The only semi-modern thing about it was that the windows were big enough for her to fit through, barely, if she needed an escape. Not much point of keeping them small for defensive purposes when you lived on a land that had no war. The only problem would be how to get through them with the heavy boards covering them. She could punch through, but not before one of the two elves behind her stuck her with a knife.
Despite the distracti
on, Dawn did not relax. Both men had stopped talking and now blocked the door as they watched her. Did she even want to know what they were thinking? Both pairs of arms were crossed as they scrutinized her. They were probably envisioning the easiest way to hide her body.
But wait, would an elf prince even need to justify killing his wife? He was the damn prince.
Kehn and her…husband didn’t rush to attack her. They just stared at her. It made her antsy.
“What do you want?”
“The vampires we captured claim to be Blake and Nox from your family clan. Do you know them?” Aaron asked.

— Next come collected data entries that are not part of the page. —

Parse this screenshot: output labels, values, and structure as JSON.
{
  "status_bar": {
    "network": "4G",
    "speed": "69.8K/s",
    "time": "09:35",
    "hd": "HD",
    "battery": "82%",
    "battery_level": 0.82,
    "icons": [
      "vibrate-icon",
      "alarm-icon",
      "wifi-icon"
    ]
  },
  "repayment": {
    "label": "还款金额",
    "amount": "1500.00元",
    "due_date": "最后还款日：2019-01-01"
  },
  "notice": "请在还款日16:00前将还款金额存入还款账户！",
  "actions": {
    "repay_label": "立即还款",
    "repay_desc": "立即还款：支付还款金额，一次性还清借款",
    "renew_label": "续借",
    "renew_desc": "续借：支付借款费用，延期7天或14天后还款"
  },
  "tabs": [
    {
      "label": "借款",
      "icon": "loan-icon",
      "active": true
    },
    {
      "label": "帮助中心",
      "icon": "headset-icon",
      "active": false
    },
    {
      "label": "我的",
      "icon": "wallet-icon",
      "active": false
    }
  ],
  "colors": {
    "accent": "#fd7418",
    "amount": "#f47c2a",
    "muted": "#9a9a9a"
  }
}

Dawn sucked in a breath. Blake, her brother, and Nox, his idiot friend. Georgiana sent them?
Both were capable fighters, sleek and agile, she knew, but the simple fact that they were emotionally connected to her was no doubt the thing that put the three of them in this position. She could see it already. They’d lost their focus, gone in the wrong direction, interrogated the wrong guard in an attempt to find out where she was, maybe doing that last bit a little too long, and now they were caught.
And right when the stupid elf king was apparently missing.
“I know them,” she said finally. If it meant saving her brother, then she would humble herself and be respectful. “Blake is my older brother. Nox is a family friend. They came to take me home. They didn’t do anything with your king”—she cleared her throat—“Your Highness.”
“According to them, they came here to kill my father.”
Fuck respectful. “That’s a lie!” Her teeth elongated and mouth watered with the urge to sink her fangs into flesh and suck the lying life right out of him.